I suffered quite badly from health anxiety just over three years ago, since then it’s been manageable but I’ve been having a bad time with it the past few weeks after stomach issues which have brought all those worries back.

I’m 27, and convinced that I just know I’m going to get cancer or something and die early. Does anyone else feel like this? I know it’s impossible to know, but I just feel like deep down I know this will happen. Even as I type this I know it’s silly, but just wondered if anyone else gets convinced by things like this?
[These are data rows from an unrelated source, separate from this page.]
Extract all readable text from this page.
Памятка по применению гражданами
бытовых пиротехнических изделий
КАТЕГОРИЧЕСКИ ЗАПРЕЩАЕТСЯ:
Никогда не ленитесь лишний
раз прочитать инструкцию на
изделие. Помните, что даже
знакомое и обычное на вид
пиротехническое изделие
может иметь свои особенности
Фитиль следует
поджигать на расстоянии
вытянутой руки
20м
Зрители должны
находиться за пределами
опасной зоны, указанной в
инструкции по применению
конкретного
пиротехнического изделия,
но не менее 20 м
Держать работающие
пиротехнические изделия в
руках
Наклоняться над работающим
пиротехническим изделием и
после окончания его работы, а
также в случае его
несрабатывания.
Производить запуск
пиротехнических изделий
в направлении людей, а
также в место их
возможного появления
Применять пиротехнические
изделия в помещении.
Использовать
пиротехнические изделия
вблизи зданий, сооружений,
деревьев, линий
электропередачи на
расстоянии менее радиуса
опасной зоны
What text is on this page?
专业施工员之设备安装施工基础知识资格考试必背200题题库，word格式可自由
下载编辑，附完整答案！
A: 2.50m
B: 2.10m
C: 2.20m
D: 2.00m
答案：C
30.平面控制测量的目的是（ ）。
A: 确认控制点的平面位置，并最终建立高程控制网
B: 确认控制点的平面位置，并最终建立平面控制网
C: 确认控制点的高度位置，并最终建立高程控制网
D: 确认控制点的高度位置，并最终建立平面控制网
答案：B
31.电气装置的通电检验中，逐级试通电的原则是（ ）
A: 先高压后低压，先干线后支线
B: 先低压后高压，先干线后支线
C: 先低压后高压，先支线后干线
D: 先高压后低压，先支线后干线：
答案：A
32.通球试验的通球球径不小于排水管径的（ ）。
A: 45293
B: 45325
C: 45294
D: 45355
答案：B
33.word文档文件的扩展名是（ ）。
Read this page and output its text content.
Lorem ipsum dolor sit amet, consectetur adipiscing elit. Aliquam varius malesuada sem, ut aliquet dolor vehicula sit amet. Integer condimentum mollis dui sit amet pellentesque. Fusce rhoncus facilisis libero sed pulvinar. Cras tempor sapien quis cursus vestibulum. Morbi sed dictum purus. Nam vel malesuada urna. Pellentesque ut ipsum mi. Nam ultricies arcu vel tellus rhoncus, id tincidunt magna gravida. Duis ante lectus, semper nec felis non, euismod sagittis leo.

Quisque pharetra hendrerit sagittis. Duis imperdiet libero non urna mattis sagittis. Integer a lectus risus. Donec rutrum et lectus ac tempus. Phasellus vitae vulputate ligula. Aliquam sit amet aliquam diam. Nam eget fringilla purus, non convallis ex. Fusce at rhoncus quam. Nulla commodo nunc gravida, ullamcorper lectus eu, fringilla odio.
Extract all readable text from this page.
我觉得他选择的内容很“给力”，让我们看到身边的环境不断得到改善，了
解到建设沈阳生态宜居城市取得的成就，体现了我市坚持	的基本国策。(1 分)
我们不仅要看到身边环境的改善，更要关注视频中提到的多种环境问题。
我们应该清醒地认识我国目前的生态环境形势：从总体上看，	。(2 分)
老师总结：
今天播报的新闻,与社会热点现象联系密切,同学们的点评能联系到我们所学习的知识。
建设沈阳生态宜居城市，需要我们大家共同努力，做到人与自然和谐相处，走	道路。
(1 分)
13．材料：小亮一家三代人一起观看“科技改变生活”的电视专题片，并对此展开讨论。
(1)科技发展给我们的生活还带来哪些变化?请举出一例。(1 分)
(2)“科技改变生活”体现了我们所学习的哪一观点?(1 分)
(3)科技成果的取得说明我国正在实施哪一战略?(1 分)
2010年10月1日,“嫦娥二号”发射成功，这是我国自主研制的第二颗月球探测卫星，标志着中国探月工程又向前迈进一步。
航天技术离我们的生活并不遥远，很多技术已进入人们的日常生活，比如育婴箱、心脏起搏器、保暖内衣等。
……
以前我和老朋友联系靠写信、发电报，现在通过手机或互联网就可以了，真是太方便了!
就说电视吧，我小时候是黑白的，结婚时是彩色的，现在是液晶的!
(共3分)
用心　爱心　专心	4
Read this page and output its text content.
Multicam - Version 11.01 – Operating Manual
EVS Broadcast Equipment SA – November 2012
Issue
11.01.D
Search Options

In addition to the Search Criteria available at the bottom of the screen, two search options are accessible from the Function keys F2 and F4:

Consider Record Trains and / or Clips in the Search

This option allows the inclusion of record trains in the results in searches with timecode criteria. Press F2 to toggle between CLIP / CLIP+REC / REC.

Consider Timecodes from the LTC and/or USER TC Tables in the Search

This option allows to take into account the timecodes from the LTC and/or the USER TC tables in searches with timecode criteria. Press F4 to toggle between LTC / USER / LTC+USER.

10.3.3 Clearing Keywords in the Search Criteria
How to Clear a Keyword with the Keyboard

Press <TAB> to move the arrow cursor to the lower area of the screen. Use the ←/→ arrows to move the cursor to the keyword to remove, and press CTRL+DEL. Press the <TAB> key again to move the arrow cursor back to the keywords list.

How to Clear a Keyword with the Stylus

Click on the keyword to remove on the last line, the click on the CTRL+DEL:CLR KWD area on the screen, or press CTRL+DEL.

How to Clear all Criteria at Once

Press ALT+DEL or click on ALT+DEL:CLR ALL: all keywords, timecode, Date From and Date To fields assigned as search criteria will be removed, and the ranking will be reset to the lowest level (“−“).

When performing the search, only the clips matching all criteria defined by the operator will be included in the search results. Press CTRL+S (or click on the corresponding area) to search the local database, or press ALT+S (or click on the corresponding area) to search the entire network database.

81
This part of my HA then brings on depression because it makes me think what’s the point and I find it hard to enjoy anything.

And - just to add - I don’t have anything to base this one. My Nan is 95 years old and has actually been told by doctors she’s remarkable for her age. My other nan died young from an accident, but was diagnosed with breast cancer in her late forties.

BlueIris
31-08-19, 15:16
Magical thinking, nothing more. You're going to be absolutely fine.

Fishmanpa
31-08-19, 15:21
I’m 27, and convinced that I just know I’m going to get cancer or something and die early. Does anyone else feel like this?

Just about everyone here ;)

Positive thoughts

Scass
31-08-19, 16:45
Hello!
Yes, that feeling of dread is a big symptom of anxiety.
So many of us live by “what if .... happens” instead of being in the present. It’s a really hard habit to shake.

BrokenGirl
01-09-19, 02:48
Completely agree with all of the other replies. So many people on here, including myself, feel or have felt exactly what you describe. For me it comes and goes. When you do feel like that, just tell yourself that it's only a thought and it will pass, sometimes more quickly than others. Easier said than done I know, but you're definitely not alone on this one.

carriewriting
10-09-19, 11:48
You are not alone. I think most people here feel like they are a ticking health bomb. That's the anxiety talking. All you can do is keep reminding yourself that it's just a thought - a scary one, but just a thought. Hugs.